Training and Inference Optimization

This page maps the core engineering stack behind modern model training and inference systems. The goal is not buzzword familiarity. The goal is operational judgment.

PyTorch

PyTorch is still the default execution layer for modern model training. You need to understand tensors, autograd, nn.Module composition, dataloaders, checkpointing, and distributed wrappers. Even when higher-level frameworks appear, serious debugging still drops you back into raw PyTorch.

Distributed training

Once models or datasets grow, single-device training stops being enough. You need to understand data parallelism, tensor parallelism, pipeline parallelism, gradient synchronization cost, checkpoint sharding, and fault recovery. Distributed training is not just “more GPUs”, it is systems engineering under bandwidth constraints.

Mixed precision

Mixed precision cuts memory usage and increases throughput, but only if you understand numerical stability. You should know fp16, bf16, loss scaling, gradient overflow, accumulation precision, and when fp32 fallback is necessary.

LoRA / PEFT / fine-tuning

Most real teams do not pretrain from scratch, they adapt existing models. You need to understand full fine-tuning versus PEFT, rank selection, target modules, optimizer state cost, and why a base model that is mismatched to the task can make LoRA look worse than it really is.

Inference optimization

Inference is where product reality hits model ambition. Throughput, latency, prompt length, batching strategy, quantization, memory reuse, and cache policy all matter. Training gets headlines, but inference cost determines whether a product survives.

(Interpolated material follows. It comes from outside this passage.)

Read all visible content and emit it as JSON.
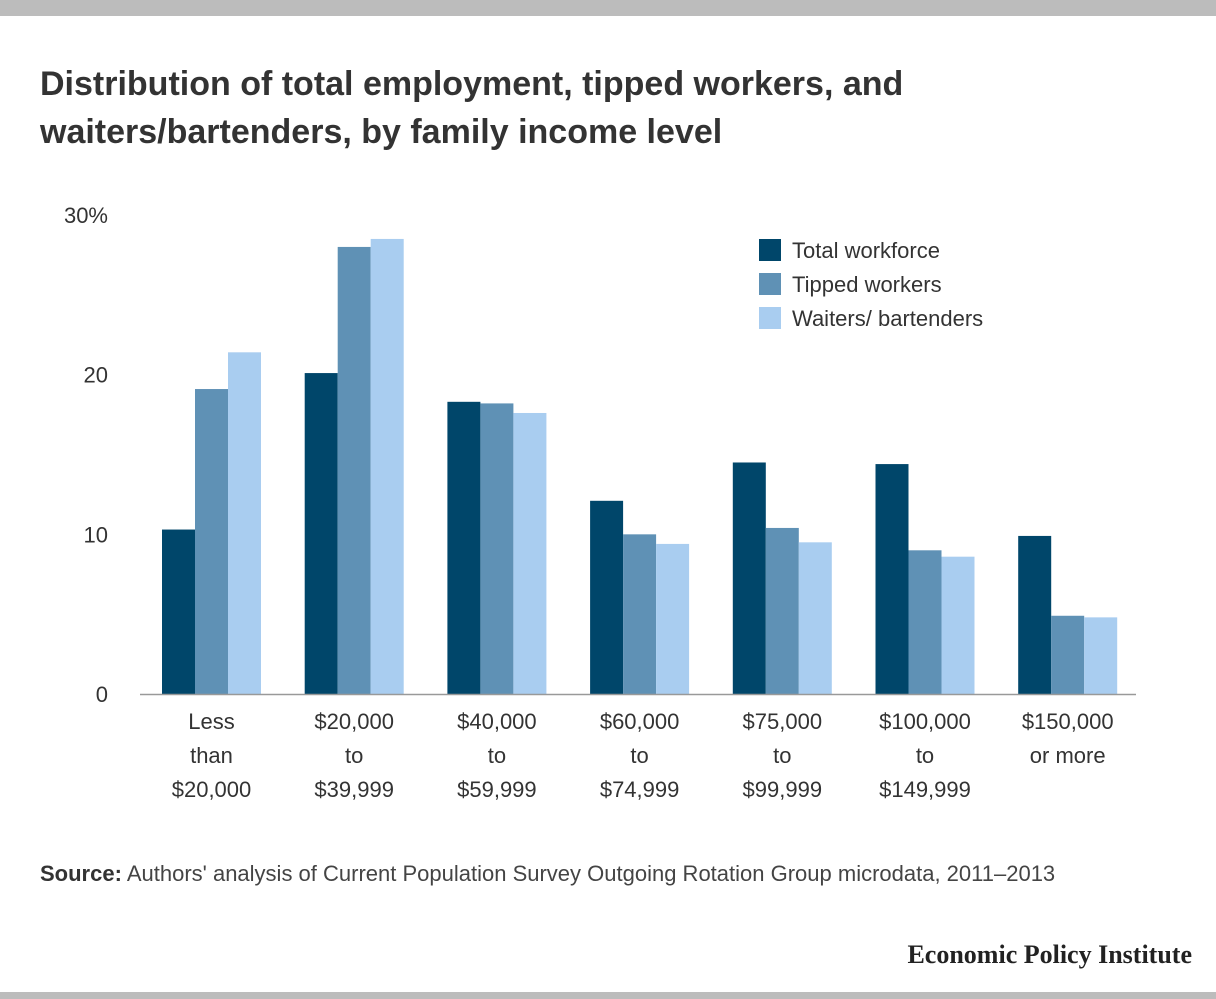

vLLM / tensor parallel / KV cache

Modern serving stacks like vLLM exist because naive autoregressive inference wastes memory and leaves GPUs underutilized. You need to understand paged attention, tensor-parallel layout, KV cache growth, and why long-context serving can become a memory bottleneck before it becomes a compute bottleneck.

Batching and serving

Serving is not just “host the model”. You need dynamic batching, queue control, timeout strategy, concurrency limits, admission control, and fallback behavior. A good serving system protects latency while preserving GPU utilization.

Profiling

If you do not profile, you are guessing. You should be able to inspect kernel time, dataloader stalls, host-device transfer overhead, memory peaks, layer hotspots, and token-per-second throughput. Profiling converts hand-wavy intuition into actual optimization work.

GPU memory management

Modern AI engineering is often memory engineering. You need to reason about activations, optimizer states, gradients, checkpoints, KV cache, fragmentation, sequence length, micro-batches, and memory offloading. A lot of “model scaling” is just learning how not to run out of VRAM.